Planungsprozesse im Maschinen- und Anlagenbau benötigen Überblick. Zu den Kernanforderungen an branchenspezifische Unternehmenssysteme zählt daher, den strukturierten Blick auf Material und Aufträge zu unterstützen. Eine grafische Strukturanzeige kann dabei die Aufgaben- und Materialplanung eines Projekts übersichtlich darstellen und einen Ansatzpunkt bieten, um direkt aus den Diagrammen heraus ein- und umzuplanen. Denn die zuverlässige Steuerung von Projektanlage und Auslieferung spielt insbesondere bei größeren Anlagenprojekten eine wichtige Rolle.



Bild: Oxaion AG / Maschinenfabrik Gustav Eirich GmbH & Co.

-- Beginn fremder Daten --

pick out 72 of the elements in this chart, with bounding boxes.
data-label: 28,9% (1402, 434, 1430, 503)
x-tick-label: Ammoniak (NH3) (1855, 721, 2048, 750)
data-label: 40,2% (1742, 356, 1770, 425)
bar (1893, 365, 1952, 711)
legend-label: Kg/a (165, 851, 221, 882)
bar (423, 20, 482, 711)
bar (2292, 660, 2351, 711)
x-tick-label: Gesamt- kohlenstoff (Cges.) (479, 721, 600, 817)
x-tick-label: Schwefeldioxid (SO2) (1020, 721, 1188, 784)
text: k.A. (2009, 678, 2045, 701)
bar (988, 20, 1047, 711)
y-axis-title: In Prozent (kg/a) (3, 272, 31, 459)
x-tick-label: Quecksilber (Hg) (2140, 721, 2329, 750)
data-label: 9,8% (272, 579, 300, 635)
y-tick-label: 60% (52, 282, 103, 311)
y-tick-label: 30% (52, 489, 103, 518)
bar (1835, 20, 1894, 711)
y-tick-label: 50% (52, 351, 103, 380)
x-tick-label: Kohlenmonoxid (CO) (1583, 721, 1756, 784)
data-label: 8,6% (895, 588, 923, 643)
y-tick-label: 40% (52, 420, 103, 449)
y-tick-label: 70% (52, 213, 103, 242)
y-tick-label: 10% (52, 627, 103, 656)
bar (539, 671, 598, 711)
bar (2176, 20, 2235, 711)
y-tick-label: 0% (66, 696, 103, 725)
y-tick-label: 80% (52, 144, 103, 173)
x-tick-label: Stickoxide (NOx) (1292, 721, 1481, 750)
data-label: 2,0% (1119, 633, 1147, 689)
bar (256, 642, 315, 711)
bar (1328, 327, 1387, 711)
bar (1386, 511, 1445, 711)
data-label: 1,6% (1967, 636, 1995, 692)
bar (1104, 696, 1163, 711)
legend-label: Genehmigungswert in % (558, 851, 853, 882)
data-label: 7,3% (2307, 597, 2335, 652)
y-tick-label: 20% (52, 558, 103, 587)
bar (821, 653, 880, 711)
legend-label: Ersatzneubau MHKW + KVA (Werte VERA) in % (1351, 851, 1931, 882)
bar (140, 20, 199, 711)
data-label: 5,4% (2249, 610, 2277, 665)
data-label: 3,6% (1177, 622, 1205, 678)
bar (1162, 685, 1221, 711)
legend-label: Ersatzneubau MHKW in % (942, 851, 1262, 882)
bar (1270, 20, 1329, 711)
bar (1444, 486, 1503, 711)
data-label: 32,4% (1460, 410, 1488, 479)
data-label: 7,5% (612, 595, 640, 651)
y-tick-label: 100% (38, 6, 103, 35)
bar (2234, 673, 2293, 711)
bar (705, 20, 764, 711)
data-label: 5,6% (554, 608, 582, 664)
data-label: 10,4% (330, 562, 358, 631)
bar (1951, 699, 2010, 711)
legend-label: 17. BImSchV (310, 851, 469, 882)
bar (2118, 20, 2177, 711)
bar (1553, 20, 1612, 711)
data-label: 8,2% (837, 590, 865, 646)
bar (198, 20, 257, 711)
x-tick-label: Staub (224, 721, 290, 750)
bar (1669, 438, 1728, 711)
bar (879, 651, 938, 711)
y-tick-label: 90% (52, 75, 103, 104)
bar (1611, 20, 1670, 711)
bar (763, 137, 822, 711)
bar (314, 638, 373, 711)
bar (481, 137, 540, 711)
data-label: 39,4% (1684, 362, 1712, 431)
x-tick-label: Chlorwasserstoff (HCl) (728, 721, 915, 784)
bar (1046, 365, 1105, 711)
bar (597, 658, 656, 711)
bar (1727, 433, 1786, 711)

Größere Projekte im Maschinen- und Anlagenbau sind oft sehr umfangreich und umfassen nicht selten einige hundert Materialpositionen. Teile müssen rechtzeitig beschafft, Komponenten produziert oder Geräte in Betrieb genommen werden. Gleichzeitig sind sehr viele Aufgaben zu planen, beispielsweise Termine zu Abstimmungszwecken oder Abnahmen. Um Maschinenbauer bei diesen Aufgaben zu unterstützen, bietet beispielsweise die Oxaion AG künftig eine grafischen Projektstrukturanzeige mit Gantt-Diagrammen an. Das System dient der Aufgaben- und Materialplanung von Projekten und zeigt auf, was wann erledigt werden muss.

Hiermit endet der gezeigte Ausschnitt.